ART | EXPO

Traverser le miroir

05 Sep - 03 Oct 2015
Vernissage le 05 Sep 2015

Dans ses dernières toiles, Youcef Korichi met la chair à nu, se détachant sur un fond dense, épais, dans une pureté radicale du contexte. Tout accident anecdotique est chassé, et s’impose l’impassibilité qui vient du vide. Le peintre se fait métaphysicien pour abandonner les simulacres et chercher le lieu propre de l’âme, nu, sans pathos.

Youcef Korichi
Traverser le miroir

Les figures s’isolent, regardent de plus en plus vers l’intérieur, regard qui creuse, crée l’espace de la peinture. Les figures se détournent, offrant d’abord un pur profil, et bientôt un trois quart profil dérobé, yeux fixes, résolument tournés vers le centre, dedans.
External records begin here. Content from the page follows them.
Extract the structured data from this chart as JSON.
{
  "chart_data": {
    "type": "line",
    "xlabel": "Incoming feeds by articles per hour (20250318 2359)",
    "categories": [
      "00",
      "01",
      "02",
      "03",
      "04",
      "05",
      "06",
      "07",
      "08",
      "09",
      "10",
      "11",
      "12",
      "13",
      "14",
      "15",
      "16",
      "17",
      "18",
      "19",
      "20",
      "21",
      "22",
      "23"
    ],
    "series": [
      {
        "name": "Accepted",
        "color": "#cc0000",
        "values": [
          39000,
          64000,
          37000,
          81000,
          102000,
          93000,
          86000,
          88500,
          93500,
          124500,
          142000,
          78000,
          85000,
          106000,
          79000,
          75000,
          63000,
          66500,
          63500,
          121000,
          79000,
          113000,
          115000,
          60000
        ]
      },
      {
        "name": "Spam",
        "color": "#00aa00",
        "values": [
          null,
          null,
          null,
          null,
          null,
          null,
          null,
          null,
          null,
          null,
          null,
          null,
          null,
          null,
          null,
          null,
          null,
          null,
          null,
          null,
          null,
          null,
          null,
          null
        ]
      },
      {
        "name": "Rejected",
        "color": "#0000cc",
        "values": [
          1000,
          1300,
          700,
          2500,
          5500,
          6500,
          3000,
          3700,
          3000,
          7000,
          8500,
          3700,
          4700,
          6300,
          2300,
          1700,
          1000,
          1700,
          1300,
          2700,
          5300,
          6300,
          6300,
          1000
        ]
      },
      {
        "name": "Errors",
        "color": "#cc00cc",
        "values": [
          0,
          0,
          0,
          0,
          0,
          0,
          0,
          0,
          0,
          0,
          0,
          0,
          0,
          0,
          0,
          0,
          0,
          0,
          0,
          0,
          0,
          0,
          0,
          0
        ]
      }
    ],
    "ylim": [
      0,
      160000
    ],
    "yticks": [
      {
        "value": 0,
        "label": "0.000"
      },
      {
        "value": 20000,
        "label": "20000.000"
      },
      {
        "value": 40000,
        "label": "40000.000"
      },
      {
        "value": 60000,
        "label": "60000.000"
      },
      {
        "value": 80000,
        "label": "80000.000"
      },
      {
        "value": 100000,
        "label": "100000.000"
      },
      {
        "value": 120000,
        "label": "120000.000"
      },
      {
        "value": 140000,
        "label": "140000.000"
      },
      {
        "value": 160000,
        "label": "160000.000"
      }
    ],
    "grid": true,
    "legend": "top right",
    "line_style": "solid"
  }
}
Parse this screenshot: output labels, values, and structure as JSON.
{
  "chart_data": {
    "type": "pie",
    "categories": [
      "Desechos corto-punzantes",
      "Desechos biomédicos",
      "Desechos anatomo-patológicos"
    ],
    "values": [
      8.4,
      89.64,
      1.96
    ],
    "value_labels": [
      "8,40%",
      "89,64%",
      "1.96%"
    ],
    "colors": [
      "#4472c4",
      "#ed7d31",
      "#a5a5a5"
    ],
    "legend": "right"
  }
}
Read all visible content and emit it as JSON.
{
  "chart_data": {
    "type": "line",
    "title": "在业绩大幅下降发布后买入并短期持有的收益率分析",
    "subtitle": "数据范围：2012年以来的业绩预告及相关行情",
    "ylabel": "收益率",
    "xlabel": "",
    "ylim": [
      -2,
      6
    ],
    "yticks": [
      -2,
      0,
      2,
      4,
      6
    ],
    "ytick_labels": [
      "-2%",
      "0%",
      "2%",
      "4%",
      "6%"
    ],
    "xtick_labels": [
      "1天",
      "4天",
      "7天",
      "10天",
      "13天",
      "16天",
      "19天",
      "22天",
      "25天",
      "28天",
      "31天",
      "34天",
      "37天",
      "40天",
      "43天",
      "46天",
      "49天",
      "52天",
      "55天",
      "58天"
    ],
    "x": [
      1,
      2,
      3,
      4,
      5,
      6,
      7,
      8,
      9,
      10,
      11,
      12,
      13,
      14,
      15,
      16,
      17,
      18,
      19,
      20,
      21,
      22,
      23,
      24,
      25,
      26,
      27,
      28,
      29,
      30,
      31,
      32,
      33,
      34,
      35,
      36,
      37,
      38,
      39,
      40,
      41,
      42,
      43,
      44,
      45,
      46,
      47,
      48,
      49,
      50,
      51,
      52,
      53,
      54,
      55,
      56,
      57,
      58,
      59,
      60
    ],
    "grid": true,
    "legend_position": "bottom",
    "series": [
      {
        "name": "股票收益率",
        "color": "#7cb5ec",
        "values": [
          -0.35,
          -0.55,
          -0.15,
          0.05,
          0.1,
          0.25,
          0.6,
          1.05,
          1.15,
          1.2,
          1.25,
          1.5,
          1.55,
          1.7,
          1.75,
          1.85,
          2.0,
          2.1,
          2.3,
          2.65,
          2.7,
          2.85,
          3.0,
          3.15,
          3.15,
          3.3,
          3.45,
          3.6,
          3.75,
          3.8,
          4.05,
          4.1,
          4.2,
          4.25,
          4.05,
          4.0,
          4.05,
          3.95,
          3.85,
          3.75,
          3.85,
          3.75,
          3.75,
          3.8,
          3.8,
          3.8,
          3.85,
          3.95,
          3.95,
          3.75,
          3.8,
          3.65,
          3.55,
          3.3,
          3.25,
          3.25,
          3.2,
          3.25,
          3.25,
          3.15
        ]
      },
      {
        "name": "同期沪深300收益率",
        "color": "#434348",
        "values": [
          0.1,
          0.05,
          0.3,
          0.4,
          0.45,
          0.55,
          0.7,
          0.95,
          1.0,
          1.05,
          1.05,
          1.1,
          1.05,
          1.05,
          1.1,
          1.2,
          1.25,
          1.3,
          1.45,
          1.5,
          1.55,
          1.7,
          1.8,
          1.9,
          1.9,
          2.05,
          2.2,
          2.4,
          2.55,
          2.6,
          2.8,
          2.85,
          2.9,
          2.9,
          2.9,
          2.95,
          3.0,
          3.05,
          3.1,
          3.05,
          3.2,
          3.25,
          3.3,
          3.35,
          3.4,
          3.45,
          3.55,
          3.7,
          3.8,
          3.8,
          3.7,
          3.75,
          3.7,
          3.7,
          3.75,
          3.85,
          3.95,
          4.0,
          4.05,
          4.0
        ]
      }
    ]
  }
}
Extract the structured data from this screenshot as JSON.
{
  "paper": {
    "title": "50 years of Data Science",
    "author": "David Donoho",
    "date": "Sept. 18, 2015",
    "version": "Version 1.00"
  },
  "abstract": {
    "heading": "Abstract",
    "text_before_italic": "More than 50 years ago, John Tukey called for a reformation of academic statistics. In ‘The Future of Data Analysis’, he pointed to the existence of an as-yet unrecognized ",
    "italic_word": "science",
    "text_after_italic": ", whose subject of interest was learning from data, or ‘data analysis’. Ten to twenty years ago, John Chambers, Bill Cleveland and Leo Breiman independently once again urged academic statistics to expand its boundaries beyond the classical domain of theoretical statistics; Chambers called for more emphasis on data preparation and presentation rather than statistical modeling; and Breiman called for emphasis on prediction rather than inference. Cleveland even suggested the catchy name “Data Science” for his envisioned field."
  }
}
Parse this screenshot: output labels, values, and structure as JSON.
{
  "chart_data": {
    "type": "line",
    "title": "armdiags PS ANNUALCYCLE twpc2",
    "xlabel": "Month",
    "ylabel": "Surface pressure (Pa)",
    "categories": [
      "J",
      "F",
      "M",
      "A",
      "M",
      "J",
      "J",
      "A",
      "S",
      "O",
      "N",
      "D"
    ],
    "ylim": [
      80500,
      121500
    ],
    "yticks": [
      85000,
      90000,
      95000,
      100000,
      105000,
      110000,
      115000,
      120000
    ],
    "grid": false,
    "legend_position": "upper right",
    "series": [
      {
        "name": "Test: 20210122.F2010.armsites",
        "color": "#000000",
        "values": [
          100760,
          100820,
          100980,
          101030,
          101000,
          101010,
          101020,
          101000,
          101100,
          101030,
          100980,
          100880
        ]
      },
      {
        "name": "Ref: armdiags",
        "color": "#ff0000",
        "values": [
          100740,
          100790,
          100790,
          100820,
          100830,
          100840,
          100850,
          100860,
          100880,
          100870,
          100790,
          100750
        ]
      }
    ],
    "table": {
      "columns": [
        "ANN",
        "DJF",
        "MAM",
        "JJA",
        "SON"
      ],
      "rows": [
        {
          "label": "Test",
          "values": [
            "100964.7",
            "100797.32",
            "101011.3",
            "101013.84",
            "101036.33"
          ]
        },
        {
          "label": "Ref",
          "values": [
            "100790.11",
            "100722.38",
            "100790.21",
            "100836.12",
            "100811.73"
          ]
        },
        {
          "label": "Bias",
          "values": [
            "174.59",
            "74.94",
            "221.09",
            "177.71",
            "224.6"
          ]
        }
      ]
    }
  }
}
La ligne de fuite de leur regard forme un angle obtus avec la ligne du nôtre, nous laissant contempler du dehors un état autarcique, une situation de concentration et de confrontation extrêmes dans une spatialité close sur elle-même: l’enclos de la monade sans «fenêtres par lesquelles quelque chose y puisse entrer ou sortir», comme le décrit Leibniz.

Les espaces créés par la peinture de Youcef Korichi sont sans porte ou fenêtre. Le vide s’est fait à l’intérieur. Tout accident anecdotique est chassé, et s’impose l’impassibilité qui vient du vide. La peinture a sculpté des espaces intérieurs, opaques, qui se creusent par le centre, par le dedans, par le dessous. Espaces clos protégeant bien leurs propriétés par des toiles cirées à la présence imposante ou à la présence météorique, à la couleur spécifique, qui s’impose selon l’espace créé par le fond épais et impénétrable, bleu azur, blanc laiteux, toiles cirées aux surfaces réfléchissantes: la lumière est renvoyée, qui ne traversera pas la chose.

La chose reste intacte, inviolée, boutonnée, son contenu n’est pas révélé, demeure là, épais et opaque, substantiel. Le contenu ne peut pas apparaître sous peine de devenir apparences, reflets appauvris, très éloignés de la vérité des choses. On ne peut voir ce que les choses sont en elles-mêmes. Mais si l’on ne peut voir l’en-soi, peut-être peut-on le saisir. C’est la motivation propre de la peinture, ce qu’elle est seule à réussir, son privilège.

Cette intention paradoxale de la peinture, se détourner des images et de la représentation, pour donner accès aux choses mêmes, est celle qui anime Youcef Korichi. Il se fait géomètre pour augmenter, creuser, spatialiser la peinture. Il se fait métaphysicien pour abandonner les simulacres et chercher le lieu propre de l’âme, nu, sans pathos. Sas de passage.

Regarder la peinture de Youcef Korichi, c’est traverser le miroir. Plonger dans l’enclos de la pensée brute, sans l’autoréflexion narcissique de la conscience, et ses illusions. Sentir l’immanence en tension de l’esprit en prise avec son effort propre. C’est une force centrifuge qui élargit la perception des tableaux dans un hors champ dynamique, en extension. Envergure de la force humaine. Ça prend prise, ça tire, ça tient debout. Équilibre qui naît de la tension et de la prise. Détermination de la volonté humaine sous la conscience velléitaire. Le plan d’existence s’élargit en conséquence, en conséquence de la tension qui se joue avec l’altérité, l’appétit et la détermination qu’elle engendre. Une altérité qui offre de la résistance et qui s’accumule en plis. Ne pas se laisser tirer au point de perdre l’équilibre, ne pas se laisser ensevelir par les plis du temps. Demeurer dans l’espace. Occuper de l’espace. Vivre spatialisé. Sentir le principe ascendant et centrifuge qui crée l’espace et chasse le temps.

Dès lors, la chair humaine est pour le peintre le champ de bataille, le lieu d’un travail transgressif, quelque chose dont la connaissance et le traitement sont risqués, mais qui constituent précisément l’enjeu d’un tel humanisme brut. Youcef Korichi met ici la chair à nu, se détachant sur un fond dense, épais, affrontée à une quasi absence d’atmosphère — pureté radicale du contexte.

Composée par touches et frottements, la chair contraste avec les autres matières aux inerties différentes, lisses, inertes, lourdes — steak sur du bleu. La chair est effervescente. Chimie à vif et en suspens. Le visage expose ses tissus; ils sont perçus dans leur fragilité fondamentale, voués à l’inéluctable décomposition, chair putréfiable, violacée mais ici conservée dans l’air raréfié, tendue inexorablement, les yeux secs ouverts sur l’effort. Pas froid aux yeux.